Accueil Critiques Fantastique DOCTEUR JEKYLL ET SISTER HYDE

DOCTEUR JEKYLL ET SISTER HYDE

A Londres, dans le quartier où vit et travaille le Dr Jekyll, des jeunes femmes sont assassinées. En pleine recherche sur un elixir repoussant les limites du genre humain, le fameux docteur décide de s’injecter des hormones féminines. En ingérant le breuvage, il se transforme en une magnifique créature brune aux formes voluptueuses, troublant bien des hommes…

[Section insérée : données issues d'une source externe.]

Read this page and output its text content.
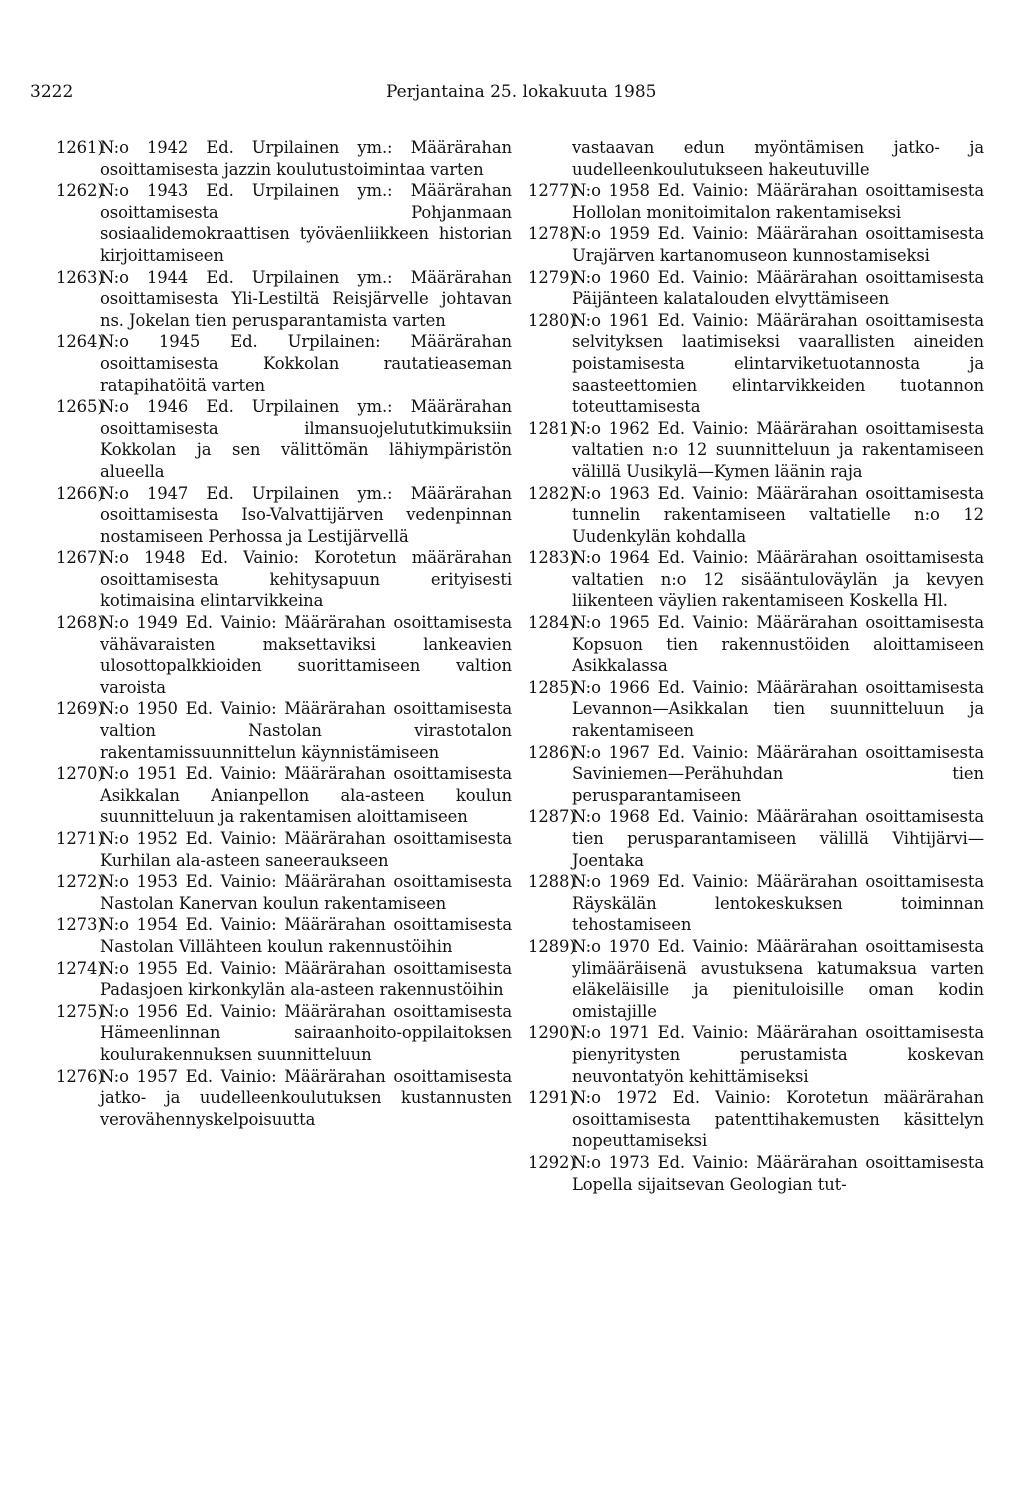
3222	Perjantaina 25. lokakuuta 1985
1261)
N:o 1942 Ed. Urpilainen ym.: Määrärahan osoittamisesta jazzin koulutustoimintaa varten
1262)
N:o 1943 Ed. Urpilainen ym.: Määrärahan osoittamisesta Pohjanmaan sosiaalidemokraattisen työväenliikkeen historian kirjoittamiseen
1263)
N:o 1944 Ed. Urpilainen ym.: Määrärahan osoittamisesta Yli-Lestiltä Reisjärvelle johtavan ns. Jokelan tien perusparantamista varten
1264)
N:o 1945 Ed. Urpilainen: Määrärahan osoittamisesta Kokkolan rautatieaseman ratapihatöitä varten
1265)
N:o 1946 Ed. Urpilainen ym.: Määrärahan osoittamisesta ilmansuojelututkimuksiin Kokkolan ja sen välittömän lähiympäristön alueella
1266)
N:o 1947 Ed. Urpilainen ym.: Määrärahan osoittamisesta Iso-Valvattijärven vedenpinnan nostamiseen Perhossa ja Lestijärvellä
1267)
N:o 1948 Ed. Vainio: Korotetun määrärahan osoittamisesta kehitysapuun erityisesti kotimaisina elintarvikkeina
1268)
N:o 1949 Ed. Vainio: Määrärahan osoittamisesta vähävaraisten maksettaviksi lankeavien ulosottopalkkioiden suorittamiseen valtion varoista
1269)
N:o 1950 Ed. Vainio: Määrärahan osoittamisesta valtion Nastolan virastotalon rakentamissuunnittelun käynnistämiseen
1270)
N:o 1951 Ed. Vainio: Määrärahan osoittamisesta Asikkalan Anianpellon ala-asteen koulun suunnitteluun ja rakentamisen aloittamiseen
1271)
N:o 1952 Ed. Vainio: Määrärahan osoittamisesta Kurhilan ala-asteen saneeraukseen
1272)
N:o 1953 Ed. Vainio: Määrärahan osoittamisesta Nastolan Kanervan koulun rakentamiseen
1273)
N:o 1954 Ed. Vainio: Määrärahan osoittamisesta Nastolan Villähteen koulun rakennustöihin
1274)
N:o 1955 Ed. Vainio: Määrärahan osoittamisesta Padasjoen kirkonkylän ala-asteen rakennustöihin
1275)
N:o 1956 Ed. Vainio: Määrärahan osoittamisesta Hämeenlinnan sairaanhoito-oppilaitoksen koulurakennuksen suunnitteluun
1276)
N:o 1957 Ed. Vainio: Määrärahan osoittamisesta jatko- ja uudelleenkoulutuksen kustannusten verovähennyskelpoisuutta
vastaavan edun myöntämisen jatko- ja uudelleenkoulutukseen hakeutuville
1277)
N:o 1958 Ed. Vainio: Määrärahan osoittamisesta Hollolan monitoimitalon rakentamiseksi
1278)
N:o 1959 Ed. Vainio: Määrärahan osoittamisesta Urajärven kartanomuseon kunnostamiseksi
1279)
N:o 1960 Ed. Vainio: Määrärahan osoittamisesta Päijänteen kalatalouden elvyttämiseen
1280)
N:o 1961 Ed. Vainio: Määrärahan osoittamisesta selvityksen laatimiseksi vaarallisten aineiden poistamisesta elintarviketuotannosta ja saasteettomien elintarvikkeiden tuotannon toteuttamisesta
1281)
N:o 1962 Ed. Vainio: Määrärahan osoittamisesta valtatien n:o 12 suunnitteluun ja rakentamiseen välillä Uusikylä—Kymen läänin raja
1282)
N:o 1963 Ed. Vainio: Määrärahan osoittamisesta tunnelin rakentamiseen valtatielle n:o 12 Uudenkylän kohdalla
1283)
N:o 1964 Ed. Vainio: Määrärahan osoittamisesta valtatien n:o 12 sisääntuloväylän ja kevyen liikenteen väylien rakentamiseen Koskella Hl.
1284)
N:o 1965 Ed. Vainio: Määrärahan osoittamisesta Kopsuon tien rakennustöiden aloittamiseen Asikkalassa
1285)
N:o 1966 Ed. Vainio: Määrärahan osoittamisesta Levannon—Asikkalan tien suunnitteluun ja rakentamiseen
1286)
N:o 1967 Ed. Vainio: Määrärahan osoittamisesta Saviniemen—Perähuhdan tien perusparantamiseen
1287)
N:o 1968 Ed. Vainio: Määrärahan osoittamisesta tien perusparantamiseen välillä Vihtijärvi—Joentaka
1288)
N:o 1969 Ed. Vainio: Määrärahan osoittamisesta Räyskälän lentokeskuksen toiminnan tehostamiseen
1289)
N:o 1970 Ed. Vainio: Määrärahan osoittamisesta ylimääräisenä avustuksena katumaksua varten eläkeläisille ja pienituloisille oman kodin omistajille
1290)
N:o 1971 Ed. Vainio: Määrärahan osoittamisesta pienyritysten perustamista koskevan neuvontatyön kehittämiseksi
1291)
N:o 1972 Ed. Vainio: Korotetun määrärahan osoittamisesta patenttihakemusten käsittelyn nopeuttamiseksi
1292)
N:o 1973 Ed. Vainio: Määrärahan osoittamisesta Lopella sijaitsevan Geologian tut-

Après plus d’une décennie de règne dans le genre fantastique et bon nombre de chefs d’oeuvres, La Hammer Production commence à s’essouffler au début des années 70. Ce relatif déclin va pourtant connaitre une exception et une belle: une nouvelle relecture du roman de Stevenson, mettant cette fois en scène un Dr Jekyll avide d’expériences vertigineuses et qui se voit muter en… femme, aussi machiavélique et dangereuse que ne pouvait l’être le bien connu Mr Hyde. A première vue farfelu ou du moins excentrique, le scénario tient cependant bien la route et fait de la dualité sexuelle le thème central du métrage. Le savant mélange entre une histoire d’épouvante et celle liée à Jack l’Eventreur dans le Londres de 1889 permet de créer une ambiance doublement angoissante et restituée avec soin par son réalisateur, Roy Ward Baker, un spécialiste du genre. Il réussit là une sorte de version transsexuelle de Jekyll, hésitant dans ses désirs et se trouvant finalement à mi chemin entre son corps masculin et féminin.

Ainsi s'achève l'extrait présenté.